Optimum effectiveness of intestinal α-glucosidase inhibitors: Importance of uniform distribution through a meal Academic Article uri icon


  • A major barrier to the widespread clinical use of an alpha-glucosidase inhibitor such as Acarbose, is the unpleasant gastrointestinal symptoms of carbohydrate malabsorption associated with its use. Acarbose is usually administered as a tablet and eaten with the first mouthful of the meal, making its uniform distribution through the meal unlikely. In the present study, Acarbose was crushed to a powder and mixed through a test meal before it was consumed. Six healthy young men consumed test meals containing 75 g carbohydrate either as whole brown rice or as ground brown rice.

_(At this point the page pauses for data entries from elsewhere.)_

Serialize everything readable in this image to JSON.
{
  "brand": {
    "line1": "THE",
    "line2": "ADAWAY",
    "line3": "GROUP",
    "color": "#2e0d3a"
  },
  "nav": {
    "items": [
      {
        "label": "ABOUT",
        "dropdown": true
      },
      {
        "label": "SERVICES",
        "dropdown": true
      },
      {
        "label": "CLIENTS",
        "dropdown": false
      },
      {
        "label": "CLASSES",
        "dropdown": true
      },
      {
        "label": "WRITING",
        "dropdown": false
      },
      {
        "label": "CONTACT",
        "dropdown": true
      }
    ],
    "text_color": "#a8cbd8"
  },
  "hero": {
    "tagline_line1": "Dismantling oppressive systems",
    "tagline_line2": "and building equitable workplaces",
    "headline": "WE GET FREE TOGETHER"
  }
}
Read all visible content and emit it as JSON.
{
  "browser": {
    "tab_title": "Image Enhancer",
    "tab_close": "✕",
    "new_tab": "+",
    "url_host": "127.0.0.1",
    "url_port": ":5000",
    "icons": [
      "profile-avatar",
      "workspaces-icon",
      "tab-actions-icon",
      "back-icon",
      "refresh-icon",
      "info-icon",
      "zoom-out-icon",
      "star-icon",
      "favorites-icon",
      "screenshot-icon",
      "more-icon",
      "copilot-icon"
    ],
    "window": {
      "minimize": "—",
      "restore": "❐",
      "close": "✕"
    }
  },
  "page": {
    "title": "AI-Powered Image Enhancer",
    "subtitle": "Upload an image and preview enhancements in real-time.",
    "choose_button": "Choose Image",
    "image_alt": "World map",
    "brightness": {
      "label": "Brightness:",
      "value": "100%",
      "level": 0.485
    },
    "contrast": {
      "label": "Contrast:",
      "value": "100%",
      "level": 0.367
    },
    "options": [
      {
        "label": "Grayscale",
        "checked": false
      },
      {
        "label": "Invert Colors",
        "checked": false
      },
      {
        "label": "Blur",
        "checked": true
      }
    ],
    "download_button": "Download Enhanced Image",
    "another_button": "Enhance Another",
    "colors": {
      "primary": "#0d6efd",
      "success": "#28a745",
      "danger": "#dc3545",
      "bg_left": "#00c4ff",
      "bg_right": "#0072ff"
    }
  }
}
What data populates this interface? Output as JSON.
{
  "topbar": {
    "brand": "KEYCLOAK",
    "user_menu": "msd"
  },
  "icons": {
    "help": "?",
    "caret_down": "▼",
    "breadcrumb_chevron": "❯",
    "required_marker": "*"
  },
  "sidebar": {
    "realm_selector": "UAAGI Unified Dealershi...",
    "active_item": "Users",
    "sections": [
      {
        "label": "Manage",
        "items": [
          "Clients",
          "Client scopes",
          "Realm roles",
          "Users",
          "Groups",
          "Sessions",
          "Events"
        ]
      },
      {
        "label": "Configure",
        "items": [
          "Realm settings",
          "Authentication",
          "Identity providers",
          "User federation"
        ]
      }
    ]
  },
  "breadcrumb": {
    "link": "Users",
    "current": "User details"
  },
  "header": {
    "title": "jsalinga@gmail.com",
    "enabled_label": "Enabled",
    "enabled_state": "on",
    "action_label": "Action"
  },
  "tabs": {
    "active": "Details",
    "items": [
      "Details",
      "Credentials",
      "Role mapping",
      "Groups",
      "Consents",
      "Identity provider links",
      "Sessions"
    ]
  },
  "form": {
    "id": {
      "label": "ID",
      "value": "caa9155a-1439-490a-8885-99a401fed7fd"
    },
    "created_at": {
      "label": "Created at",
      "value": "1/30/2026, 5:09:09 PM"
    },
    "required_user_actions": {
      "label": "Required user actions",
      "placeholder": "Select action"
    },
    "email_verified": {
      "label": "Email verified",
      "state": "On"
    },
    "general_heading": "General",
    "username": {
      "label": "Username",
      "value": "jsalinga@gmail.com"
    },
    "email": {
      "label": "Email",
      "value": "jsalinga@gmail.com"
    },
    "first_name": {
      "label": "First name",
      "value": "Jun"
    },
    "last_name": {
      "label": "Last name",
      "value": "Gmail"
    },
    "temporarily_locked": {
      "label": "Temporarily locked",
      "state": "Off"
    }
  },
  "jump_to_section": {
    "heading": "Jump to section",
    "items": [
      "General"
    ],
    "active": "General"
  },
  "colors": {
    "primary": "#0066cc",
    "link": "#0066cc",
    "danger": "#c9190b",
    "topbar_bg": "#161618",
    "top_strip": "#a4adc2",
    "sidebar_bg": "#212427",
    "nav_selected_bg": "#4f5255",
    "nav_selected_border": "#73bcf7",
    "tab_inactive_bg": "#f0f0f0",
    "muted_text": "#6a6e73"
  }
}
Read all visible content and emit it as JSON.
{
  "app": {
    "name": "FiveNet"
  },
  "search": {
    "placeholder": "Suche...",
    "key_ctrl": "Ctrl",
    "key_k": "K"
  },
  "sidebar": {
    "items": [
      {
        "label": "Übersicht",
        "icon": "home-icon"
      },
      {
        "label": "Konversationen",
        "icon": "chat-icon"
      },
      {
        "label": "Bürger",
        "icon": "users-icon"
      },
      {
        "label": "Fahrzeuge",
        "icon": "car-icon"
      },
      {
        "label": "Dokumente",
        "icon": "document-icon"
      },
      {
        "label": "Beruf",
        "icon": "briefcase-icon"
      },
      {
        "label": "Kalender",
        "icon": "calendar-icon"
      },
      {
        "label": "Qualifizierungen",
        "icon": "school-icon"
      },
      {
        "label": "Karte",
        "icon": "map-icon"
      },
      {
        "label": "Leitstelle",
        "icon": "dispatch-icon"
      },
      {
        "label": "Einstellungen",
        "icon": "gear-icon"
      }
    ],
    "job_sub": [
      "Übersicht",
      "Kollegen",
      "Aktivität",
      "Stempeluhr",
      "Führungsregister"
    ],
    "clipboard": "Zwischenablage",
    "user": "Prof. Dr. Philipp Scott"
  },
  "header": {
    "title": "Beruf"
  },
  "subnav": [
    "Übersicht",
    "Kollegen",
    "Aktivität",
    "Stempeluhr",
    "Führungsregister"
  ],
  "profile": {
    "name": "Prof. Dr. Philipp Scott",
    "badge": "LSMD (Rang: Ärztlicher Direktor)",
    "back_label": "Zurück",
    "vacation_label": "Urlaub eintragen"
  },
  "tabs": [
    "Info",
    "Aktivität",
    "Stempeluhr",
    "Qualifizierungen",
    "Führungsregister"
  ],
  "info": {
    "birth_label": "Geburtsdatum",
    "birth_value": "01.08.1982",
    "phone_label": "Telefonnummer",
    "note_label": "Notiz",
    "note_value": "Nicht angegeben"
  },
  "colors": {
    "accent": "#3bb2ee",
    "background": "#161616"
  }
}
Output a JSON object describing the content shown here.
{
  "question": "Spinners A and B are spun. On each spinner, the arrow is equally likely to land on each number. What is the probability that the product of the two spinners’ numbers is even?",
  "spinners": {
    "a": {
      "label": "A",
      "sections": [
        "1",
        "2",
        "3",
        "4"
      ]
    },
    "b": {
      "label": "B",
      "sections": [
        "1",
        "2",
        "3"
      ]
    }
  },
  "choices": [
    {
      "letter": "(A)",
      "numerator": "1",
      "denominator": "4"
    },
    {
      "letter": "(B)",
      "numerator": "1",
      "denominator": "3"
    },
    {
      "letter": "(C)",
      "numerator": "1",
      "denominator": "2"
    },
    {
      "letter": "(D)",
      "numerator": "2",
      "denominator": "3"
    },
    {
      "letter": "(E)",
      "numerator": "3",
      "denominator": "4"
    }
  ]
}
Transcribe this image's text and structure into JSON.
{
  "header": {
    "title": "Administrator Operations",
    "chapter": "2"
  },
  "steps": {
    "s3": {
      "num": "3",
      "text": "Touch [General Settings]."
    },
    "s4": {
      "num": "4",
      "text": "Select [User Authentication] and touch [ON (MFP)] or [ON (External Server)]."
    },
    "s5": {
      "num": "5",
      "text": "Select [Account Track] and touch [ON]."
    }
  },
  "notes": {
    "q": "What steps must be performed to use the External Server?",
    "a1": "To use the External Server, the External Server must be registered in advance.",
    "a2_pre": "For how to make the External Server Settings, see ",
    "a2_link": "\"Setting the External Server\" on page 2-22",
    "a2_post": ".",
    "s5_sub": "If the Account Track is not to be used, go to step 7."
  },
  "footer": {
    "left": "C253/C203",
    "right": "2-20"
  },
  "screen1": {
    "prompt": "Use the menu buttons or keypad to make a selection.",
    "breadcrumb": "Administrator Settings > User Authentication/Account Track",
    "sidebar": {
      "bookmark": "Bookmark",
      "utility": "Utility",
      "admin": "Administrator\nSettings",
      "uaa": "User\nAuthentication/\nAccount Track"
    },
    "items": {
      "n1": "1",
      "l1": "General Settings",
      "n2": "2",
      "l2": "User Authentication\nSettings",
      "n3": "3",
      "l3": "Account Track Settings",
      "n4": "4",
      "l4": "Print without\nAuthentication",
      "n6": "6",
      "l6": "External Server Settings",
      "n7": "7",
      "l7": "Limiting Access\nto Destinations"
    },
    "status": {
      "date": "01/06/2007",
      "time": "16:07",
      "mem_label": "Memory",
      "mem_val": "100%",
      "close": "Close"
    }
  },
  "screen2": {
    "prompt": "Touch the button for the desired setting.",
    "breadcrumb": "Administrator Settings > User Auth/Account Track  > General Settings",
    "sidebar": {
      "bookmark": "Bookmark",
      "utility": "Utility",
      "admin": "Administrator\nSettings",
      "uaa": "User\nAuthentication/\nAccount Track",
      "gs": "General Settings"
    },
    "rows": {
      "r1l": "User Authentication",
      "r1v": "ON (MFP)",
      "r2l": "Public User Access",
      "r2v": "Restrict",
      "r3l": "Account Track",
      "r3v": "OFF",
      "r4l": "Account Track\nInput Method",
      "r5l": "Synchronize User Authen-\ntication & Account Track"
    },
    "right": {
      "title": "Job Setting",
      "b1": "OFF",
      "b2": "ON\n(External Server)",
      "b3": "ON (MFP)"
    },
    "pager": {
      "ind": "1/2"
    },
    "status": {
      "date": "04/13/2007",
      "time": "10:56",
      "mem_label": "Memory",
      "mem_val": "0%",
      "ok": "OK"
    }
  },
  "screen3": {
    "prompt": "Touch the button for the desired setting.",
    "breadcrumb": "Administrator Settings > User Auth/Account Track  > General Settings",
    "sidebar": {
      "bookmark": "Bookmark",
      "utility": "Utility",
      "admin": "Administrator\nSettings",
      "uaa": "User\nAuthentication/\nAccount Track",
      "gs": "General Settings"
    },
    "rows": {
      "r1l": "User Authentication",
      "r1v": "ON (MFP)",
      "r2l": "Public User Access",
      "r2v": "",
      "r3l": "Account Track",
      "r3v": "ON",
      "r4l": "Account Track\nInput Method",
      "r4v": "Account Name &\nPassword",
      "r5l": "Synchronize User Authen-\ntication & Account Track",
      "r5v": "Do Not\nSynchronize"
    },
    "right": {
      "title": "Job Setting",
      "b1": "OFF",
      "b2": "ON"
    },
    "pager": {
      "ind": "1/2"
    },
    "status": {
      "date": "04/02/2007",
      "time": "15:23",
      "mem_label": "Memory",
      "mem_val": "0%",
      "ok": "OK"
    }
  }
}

When Acarbose was uniformly mixed through a ground rice meal prior to digestion it produced dose-dependent reductions in the postprandial glucose, insulin and GIP responses which were evident at doses as low as 12.5 mg. The responses to whole brown rice were intermediate between those to 12.5 and 25 mg Acarbose in ground brown rice. In tablet form Acarbose was only one quarter as effective in flattening the post prandial glucose and insulin responses as it was in powder form. These results highlight the importance of uniform distribution of Acarbose through a carbohydrate meal in order to achieve maximum effectiveness in delaying digestion and absorption and yet not promoting carbohydrate malabsorption.